Acorn also balances the joy of healing with the lived experiences of illness and wounds. Mrs Way reports evidence of miracles: at the Northern Ireland hub, a woman was healed from trigeminal neuralgia — a condition causing chronic pain on one side of the face — after prayer. Sore and stiff hands that impeded daily life were healed on a Zoom call during prayer time at an Academy training session.

Mrs Way also recounts stories of emotional healing: a lady with challenging life circumstances, whose healing began with a visit to the Hindhead hub; and of God’s meeting those with spiritual wounds through the safe spaces that Acorn offers people to talk about their pain and journey together. “We’ve seen healing of body, mind, and spirit that remind us God’s mercies never end.”
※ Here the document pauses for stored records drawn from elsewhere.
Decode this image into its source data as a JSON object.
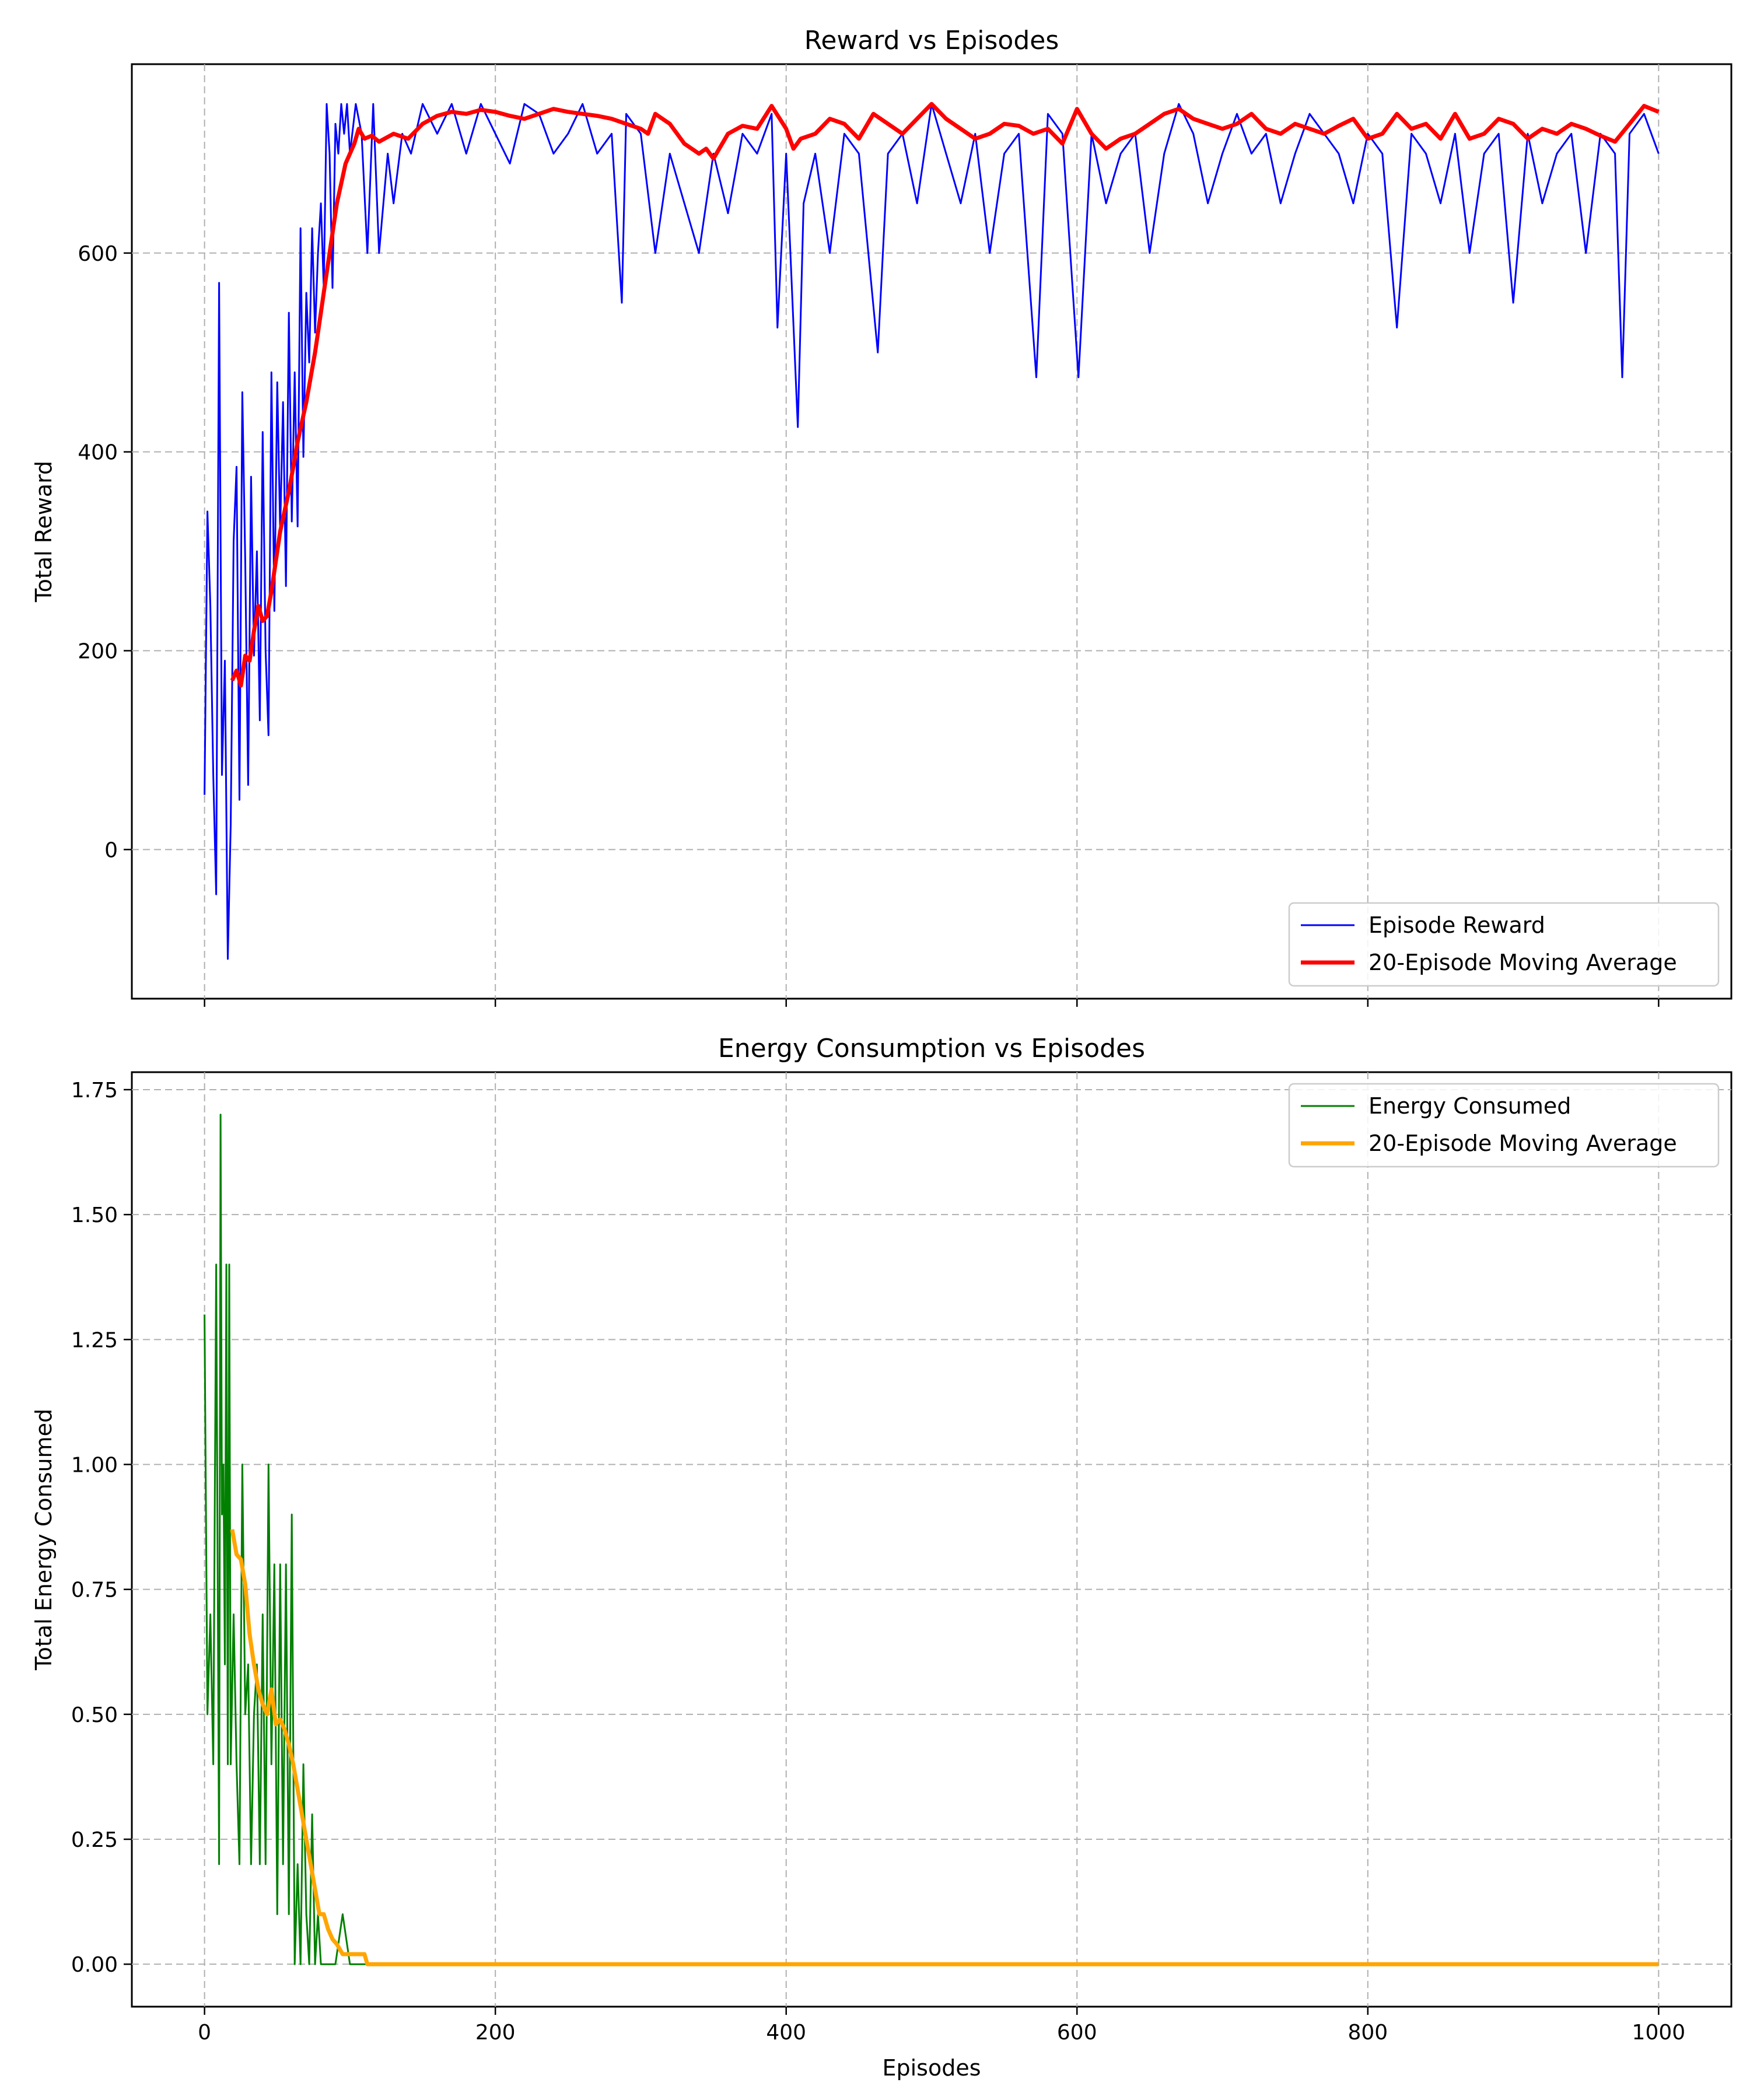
{
  "colors": {
    "reward": "#0000ff",
    "reward_ma": "#ff0000",
    "energy": "#008000",
    "energy_ma": "#ffa500",
    "grid": "#b0b0b0",
    "axes": "#000000"
  },
  "chart_data": [
    {
      "type": "line",
      "title": "Reward vs Episodes",
      "xlabel": "",
      "ylabel": "Total Reward",
      "xlim": [
        -50,
        1050
      ],
      "ylim": [
        -150,
        790
      ],
      "xticks": [
        0,
        200,
        400,
        600,
        800,
        1000
      ],
      "xtick_labels": [
        "",
        "",
        "",
        "",
        "",
        ""
      ],
      "yticks": [
        0,
        200,
        400,
        600
      ],
      "ytick_labels": [
        "0",
        "200",
        "400",
        "600"
      ],
      "grid": true,
      "legend_position": "bottom-right",
      "series": [
        {
          "name": "Episode Reward",
          "color": "#0000ff",
          "style": "thin",
          "x": [
            0,
            2,
            4,
            6,
            8,
            10,
            12,
            14,
            16,
            18,
            20,
            22,
            24,
            26,
            28,
            30,
            32,
            34,
            36,
            38,
            40,
            42,
            44,
            46,
            48,
            50,
            52,
            54,
            56,
            58,
            60,
            62,
            64,
            66,
            68,
            70,
            72,
            74,
            76,
            78,
            80,
            82,
            84,
            86,
            88,
            90,
            92,
            94,
            96,
            98,
            100,
            104,
            108,
            112,
            116,
            120,
            126,
            130,
            136,
            142,
            150,
            160,
            170,
            180,
            190,
            200,
            210,
            220,
            230,
            240,
            250,
            260,
            270,
            280,
            287,
            290,
            300,
            310,
            320,
            330,
            340,
            350,
            360,
            370,
            380,
            390,
            394,
            400,
            408,
            412,
            420,
            430,
            440,
            450,
            463,
            470,
            480,
            490,
            500,
            510,
            520,
            530,
            540,
            550,
            560,
            572,
            580,
            590,
            601,
            610,
            620,
            630,
            640,
            650,
            660,
            670,
            680,
            690,
            700,
            710,
            720,
            730,
            740,
            750,
            760,
            770,
            780,
            790,
            800,
            810,
            820,
            830,
            840,
            850,
            860,
            870,
            880,
            890,
            900,
            910,
            920,
            930,
            940,
            950,
            960,
            970,
            975,
            980,
            990,
            1000
          ],
          "y": [
            55,
            340,
            245,
            75,
            -45,
            570,
            75,
            190,
            -110,
            25,
            310,
            385,
            50,
            460,
            290,
            65,
            375,
            195,
            300,
            130,
            420,
            200,
            115,
            480,
            240,
            470,
            320,
            450,
            265,
            540,
            330,
            480,
            325,
            625,
            395,
            560,
            490,
            625,
            520,
            600,
            650,
            565,
            750,
            700,
            565,
            730,
            700,
            750,
            720,
            750,
            700,
            750,
            720,
            600,
            750,
            600,
            700,
            650,
            720,
            700,
            750,
            720,
            750,
            700,
            750,
            720,
            690,
            750,
            740,
            700,
            720,
            750,
            700,
            720,
            550,
            740,
            720,
            600,
            700,
            650,
            600,
            700,
            640,
            720,
            700,
            740,
            525,
            700,
            425,
            650,
            700,
            600,
            720,
            700,
            500,
            700,
            720,
            650,
            750,
            700,
            650,
            720,
            600,
            700,
            720,
            475,
            740,
            720,
            475,
            720,
            650,
            700,
            720,
            600,
            700,
            750,
            720,
            650,
            700,
            740,
            700,
            720,
            650,
            700,
            740,
            720,
            700,
            650,
            720,
            700,
            525,
            720,
            700,
            650,
            720,
            600,
            700,
            720,
            550,
            720,
            650,
            700,
            720,
            600,
            720,
            700,
            475,
            720,
            740,
            700
          ]
        },
        {
          "name": "20-Episode Moving Average",
          "color": "#ff0000",
          "style": "thick",
          "x": [
            19,
            22,
            25,
            28,
            31,
            34,
            37,
            40,
            43,
            46,
            49,
            52,
            55,
            58,
            61,
            64,
            67,
            70,
            73,
            76,
            79,
            82,
            85,
            88,
            91,
            94,
            97,
            100,
            103,
            106,
            110,
            115,
            120,
            130,
            140,
            150,
            160,
            170,
            180,
            190,
            200,
            210,
            220,
            230,
            240,
            250,
            260,
            270,
            280,
            290,
            300,
            305,
            310,
            320,
            330,
            340,
            345,
            350,
            360,
            370,
            380,
            390,
            400,
            405,
            410,
            420,
            430,
            440,
            450,
            460,
            470,
            480,
            490,
            500,
            510,
            520,
            530,
            540,
            550,
            560,
            570,
            580,
            590,
            600,
            610,
            620,
            630,
            640,
            650,
            660,
            670,
            680,
            690,
            700,
            710,
            720,
            730,
            740,
            750,
            760,
            770,
            780,
            790,
            800,
            810,
            820,
            830,
            840,
            850,
            860,
            870,
            880,
            890,
            900,
            910,
            920,
            930,
            940,
            950,
            960,
            970,
            980,
            990,
            1000
          ],
          "y": [
            170,
            180,
            165,
            195,
            190,
            220,
            245,
            230,
            235,
            260,
            290,
            320,
            340,
            360,
            385,
            410,
            430,
            450,
            475,
            500,
            530,
            560,
            590,
            620,
            650,
            670,
            690,
            700,
            710,
            725,
            715,
            718,
            712,
            720,
            715,
            730,
            738,
            742,
            740,
            744,
            742,
            738,
            735,
            740,
            745,
            742,
            740,
            738,
            735,
            730,
            725,
            720,
            740,
            730,
            710,
            700,
            705,
            695,
            720,
            728,
            725,
            748,
            725,
            705,
            715,
            720,
            735,
            730,
            715,
            740,
            730,
            720,
            735,
            750,
            735,
            725,
            715,
            720,
            730,
            728,
            720,
            725,
            710,
            745,
            720,
            705,
            715,
            720,
            730,
            740,
            745,
            735,
            730,
            725,
            730,
            740,
            725,
            720,
            730,
            725,
            720,
            728,
            735,
            715,
            720,
            740,
            725,
            730,
            715,
            740,
            715,
            720,
            735,
            730,
            715,
            725,
            720,
            730,
            725,
            718,
            712,
            730,
            748,
            742
          ]
        }
      ]
    },
    {
      "type": "line",
      "title": "Energy Consumption vs Episodes",
      "xlabel": "Episodes",
      "ylabel": "Total Energy Consumed",
      "xlim": [
        -50,
        1050
      ],
      "ylim": [
        -0.085,
        1.785
      ],
      "xticks": [
        0,
        200,
        400,
        600,
        800,
        1000
      ],
      "xtick_labels": [
        "0",
        "200",
        "400",
        "600",
        "800",
        "1000"
      ],
      "yticks": [
        0,
        0.25,
        0.5,
        0.75,
        1.0,
        1.25,
        1.5,
        1.75
      ],
      "ytick_labels": [
        "0.00",
        "0.25",
        "0.50",
        "0.75",
        "1.00",
        "1.25",
        "1.50",
        "1.75"
      ],
      "grid": true,
      "legend_position": "top-right",
      "series": [
        {
          "name": "Energy Consumed",
          "color": "#008000",
          "style": "thin",
          "x": [
            0,
            2,
            4,
            6,
            8,
            10,
            11,
            12,
            13,
            14,
            15,
            16,
            17,
            18,
            20,
            22,
            24,
            26,
            28,
            30,
            32,
            34,
            36,
            38,
            40,
            42,
            44,
            46,
            48,
            50,
            52,
            54,
            56,
            58,
            60,
            62,
            64,
            66,
            68,
            70,
            72,
            74,
            76,
            78,
            80,
            90,
            95,
            100,
            110,
            120,
            200,
            400,
            600,
            800,
            1000
          ],
          "y": [
            1.3,
            0.5,
            0.7,
            0.4,
            1.4,
            0.2,
            1.7,
            0.9,
            1.0,
            0.6,
            1.4,
            0.4,
            1.4,
            0.4,
            0.7,
            0.4,
            0.2,
            1.0,
            0.5,
            0.6,
            0.2,
            0.5,
            0.6,
            0.2,
            0.7,
            0.2,
            1.0,
            0.4,
            0.8,
            0.1,
            0.8,
            0.2,
            0.8,
            0.1,
            0.9,
            0.0,
            0.2,
            0.0,
            0.4,
            0.1,
            0.0,
            0.3,
            0.0,
            0.1,
            0.0,
            0.0,
            0.1,
            0.0,
            0.0,
            0.0,
            0.0,
            0.0,
            0.0,
            0.0,
            0.0
          ]
        },
        {
          "name": "20-Episode Moving Average",
          "color": "#ffa500",
          "style": "thick",
          "x": [
            19,
            22,
            25,
            28,
            31,
            34,
            37,
            40,
            43,
            46,
            49,
            52,
            55,
            58,
            61,
            64,
            67,
            70,
            73,
            76,
            79,
            82,
            85,
            88,
            91,
            95,
            100,
            105,
            110,
            112,
            200,
            400,
            600,
            800,
            1000
          ],
          "y": [
            0.87,
            0.82,
            0.81,
            0.76,
            0.66,
            0.6,
            0.55,
            0.52,
            0.5,
            0.55,
            0.48,
            0.49,
            0.47,
            0.44,
            0.4,
            0.35,
            0.3,
            0.25,
            0.2,
            0.15,
            0.1,
            0.1,
            0.07,
            0.05,
            0.04,
            0.02,
            0.02,
            0.02,
            0.02,
            0.0,
            0.0,
            0.0,
            0.0,
            0.0,
            0.0
          ]
        }
      ]
    }
  ]
}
But Mrs Way agrees that Christian healing permeates to the deepest level of our humanity. “Healing is very much about transformation, where everything about you starts to be more aligned with Christ. I do believe in healing miracles, but healing is very much a journey and a life lived with Christ.”

Dr Straine reflects: “Medical science cures, but the Christian faith offers healing.”

Sharmila Meadows is a freelance journalist. A former Westminster senior policy adviser, she writes on cricket, faith, and politics.